The Psalms

Psalm 79

The psalmist complains of the desolation of Jerusalem, 1-7. He prays for deliverance, 8-12; and promises thankfulness, 13.

1 [A Psalm of Asaph.]

O God, the heathen have come into your inheritance./
They have defiled your holy temple./
They have laid Jerusalem on heaps.

They have given the dead bodies of your servants/
to be food for the birds of the heaven,/
the flesh of your saints to the beasts of the earth.

They have shed their blood like water around Jerusalem,/
and there was no one to bury them.

We have become a reproach to our neighbors,/
a scorn and derision to those who are around us.

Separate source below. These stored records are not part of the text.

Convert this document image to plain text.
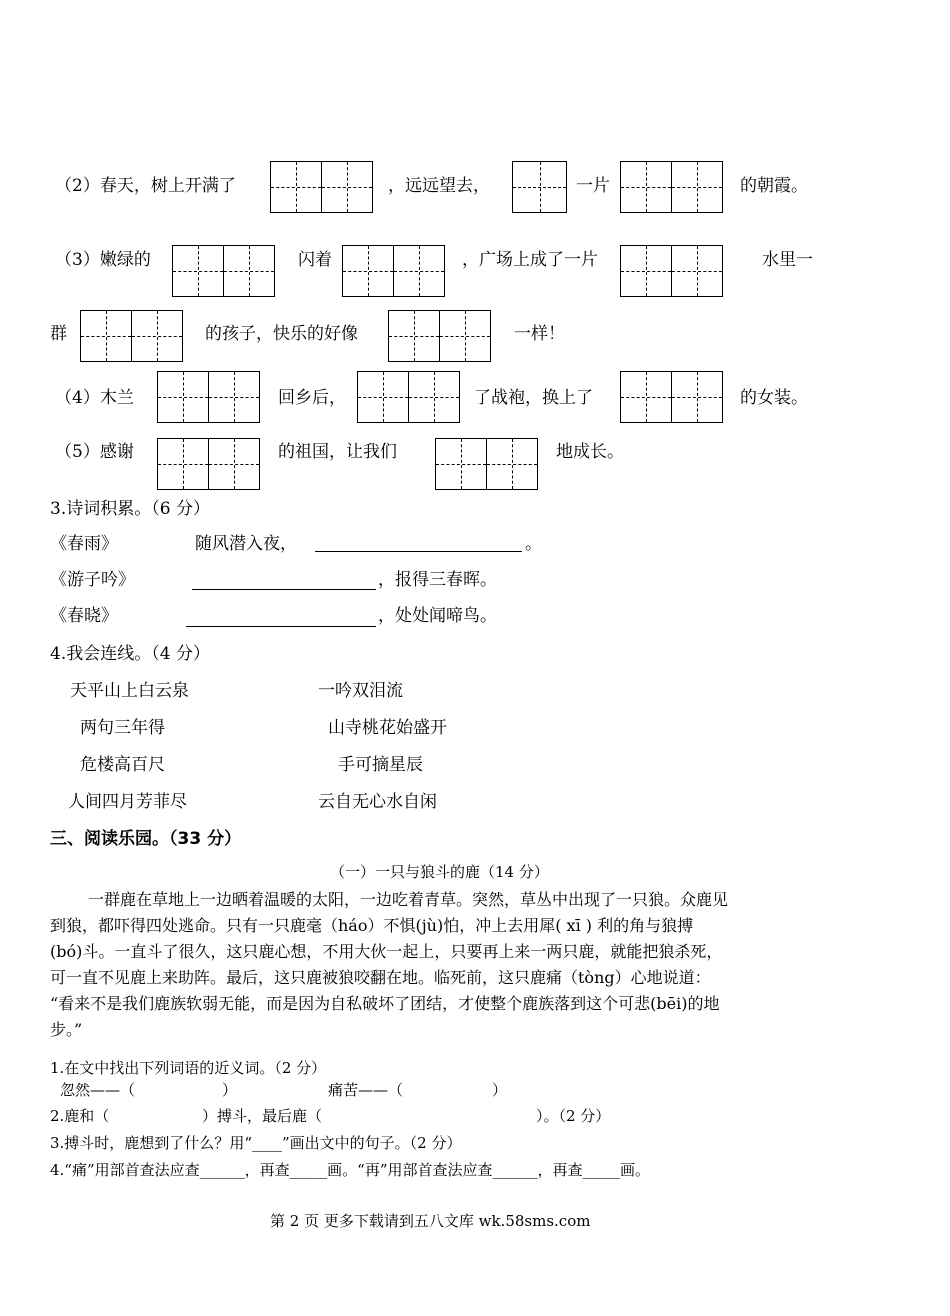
（2）春天，树上开满了	，远远望去，	一片	的朝霞。
（3）嫩绿的	闪着	，广场上成了一片	水里一
群	的孩子，快乐的好像	一样！
（4）木兰	回乡后，	了战袍，换上了	的女装。
（5）感谢	的祖国，让我们	地成长。
3.诗词积累。（6 分）
《春雨》	随风潜入夜，	。
《游子吟》	，报得三春晖。
《春晓》	，处处闻啼鸟。
4.我会连线。（4 分）
天平山上白云泉
两句三年得
危楼高百尺
人间四月芳菲尽
一吟双泪流
山寺桃花始盛开
手可摘星辰
云自无心水自闲
三、阅读乐园。（33 分）
（一）一只与狼斗的鹿（14 分）
一群鹿在草地上一边晒着温暖的太阳，一边吃着青草。突然，草丛中出现了一只狼。众鹿见
到狼，都吓得四处逃命。只有一只鹿毫（háo）不惧(jù)怕，冲上去用犀( xī ) 利的角与狼搏
(bó)斗。一直斗了很久，这只鹿心想，不用大伙一起上，只要再上来一两只鹿，就能把狼杀死，
可一直不见鹿上来助阵。最后，这只鹿被狼咬翻在地。临死前，这只鹿痛（tòng）心地说道：
“看来不是我们鹿族软弱无能，而是因为自私破坏了团结，才使整个鹿族落到这个可悲(bēi)的地
步。”
1.在文中找出下列词语的近义词。（2 分）
忽然——（	）	痛苦——（	）
2.鹿和（	）搏斗，最后鹿（	）。（2 分）
3.搏斗时，鹿想到了什么？用“____”画出文中的句子。（2 分）
4.“痛”用部首查法应查______，再查_____画。“再”用部首查法应查______，再查_____画。
第 2 页 更多下载请到五八文库 wk.58sms.com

How long, LORD? Will you be angry forever?/
Shall your jealousy burn like fire?

Pour out your wrath upon the heathen/
who have not known you/
and upon the kingdoms/
that have not called upon your name.

For they have devoured Jacob/
and laid waste his dwelling-place.

O do not hold former iniquities against us./
Let your tender mercies speedily meet us,/
for we are brought very low.

Help us, O God of our salvation,/
for the glory of your name,/
and deliver us and purge away our sins/
for your name's sake.

10 Why should the heathen say, "Where is their God?"/
Let him be known among the heathen in our sight/
by avenging the blood of your servants which is shed.

11 Let the sighing of the prisoner come before you./
According to the greatness of your power/
preserve those who are appointed to die.

12 And render to our neighbors seven-fold into their bosom/
their reproach with which they have reproached you, O Lord.

13 So we your people and sheep of your pasture/
will give you thanks forever./
We will show forth your praise to all generations.


Matthew Henry Commentary - Psalms, Chapter 79[➚]


John Calvin's Chapter Summary:

This is a complaint and lamentation of the Church when severely afflicted; in which, while the faithful bewail their miserable and, in one sense, undeserved calamities, and accuse their enemies of cruelty, they acknowledge that, in another sense, they have been justly chastised, and humbly betake themselves to the divine mercy. Their confidence of obtaining this, they rest chiefly upon the fact, that they saw God's dishonor conjoined with their calamities, inasmuch as the ungodly, in oppressing the Church, blasphemed his sacred name.